Parlamentskorrespondenz Nr. 127 vom 02.03.2005

NATIONALRAT DEBATTIERT ÜBER KANDIDATEN FÜR DEN FRIEDENSNOBELPREIS

SOS-Kinderdorf findet Mehrheit gegenüber "Parents Circle"

Wien (PK) - Die Regierungsfraktionen treten in einem gemeinsamen Antrag für das SOS-Kinderdorf als Kandidat für den Friedensnobelpreis, die Grünen stellen einen entsprechenden Antrag für den israelisch-palästinensischen "Parent's Circle".

Abgeordneter SCHIEDER (S) kündigte die Zustimmung der SPÖ, das SOS-Kinderdorf für den Friedensnobelpreis vorzuschlagen, an. Die Kinderdörfer agierten interkonfessionell und überparteilich.
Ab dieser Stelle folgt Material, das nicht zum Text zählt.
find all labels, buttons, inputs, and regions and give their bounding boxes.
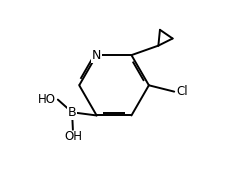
Text: HO: HO xyxy=(38,93,56,106)
Text: N: N xyxy=(92,49,101,62)
Text: Cl: Cl xyxy=(177,85,188,98)
Text: OH: OH xyxy=(64,130,82,143)
Text: B: B xyxy=(68,106,76,119)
Im Zentrum der Arbeit stünden die Kinder, und die Erziehung der Kinder sei auch ein Beitrag zum Frieden. Da es bei den Anträgen nur um die Zustimmung zur Nominierung für den Friedensnobelpreis gehe, werde die SPÖ auch den grünen Antrag unterstützen, den israelisch-palästinensischen "Parents Circle" für den Friedensnobelpreis vorzuschlagen.

Abgeordnete Mag. HAKL (V) begründete die Ablehnung des grünen Vorschlags mit dem Argument, das SOS-Kinderdorf agiere global unterscheide sich darin von dem "Parents Circle". Das SOS-Kinderdorf unterstütze vor allem auch Kinder in Gebieten, wo Not und Krieg herrschen. Im Mittelpunkt der SOS-Kinderdörfer stünden nicht nur die Kinder, sondern die Einbindung in eine Familie sowie die Einbindung in dörfliche Strukturen. Die SOS-Kinderdörfer betrieben darüber hinaus auch Schulen, Gesundheits- und Sozialeinrichtungen, vor allem in Entwicklungsländern. Wichtig sei es, dass die Kinder in ihrem eigenen Kulturkreis belassen werden.

Abgeordnete Mag. LUNACEK (G) würdigte ebenfalls die Arbeit der SOS-Kinderdörfer. Deren Kernaufgabe sei jedoch nicht friedenspolitisch ausgerichtet, weshalb die Grünen einen anderen Vorschlag eingebracht hätten. Darüber hinaus hätte die Organisation SOS-Kinderdorf den Wunsch geäußert, die Initiative nicht von Österreich aus zu starten. Im "Parents Circle" arbeiteten Angehörige von Opfern des palästinensisch-israelischen Konflikts und sie seien sowohl auf der persönlichen als auch auf der politischen Ebene für die Versöhnung der beiden Bevölkerungsgruppen tätig. Lunacek bedauerte daher, dass die Regierungsparteien nicht bereit gewesen seien, auch dem grünen Antrag zuzustimmen. Die Grünen würden daher auch den Antrag von ÖVP und FPÖ ablehnen.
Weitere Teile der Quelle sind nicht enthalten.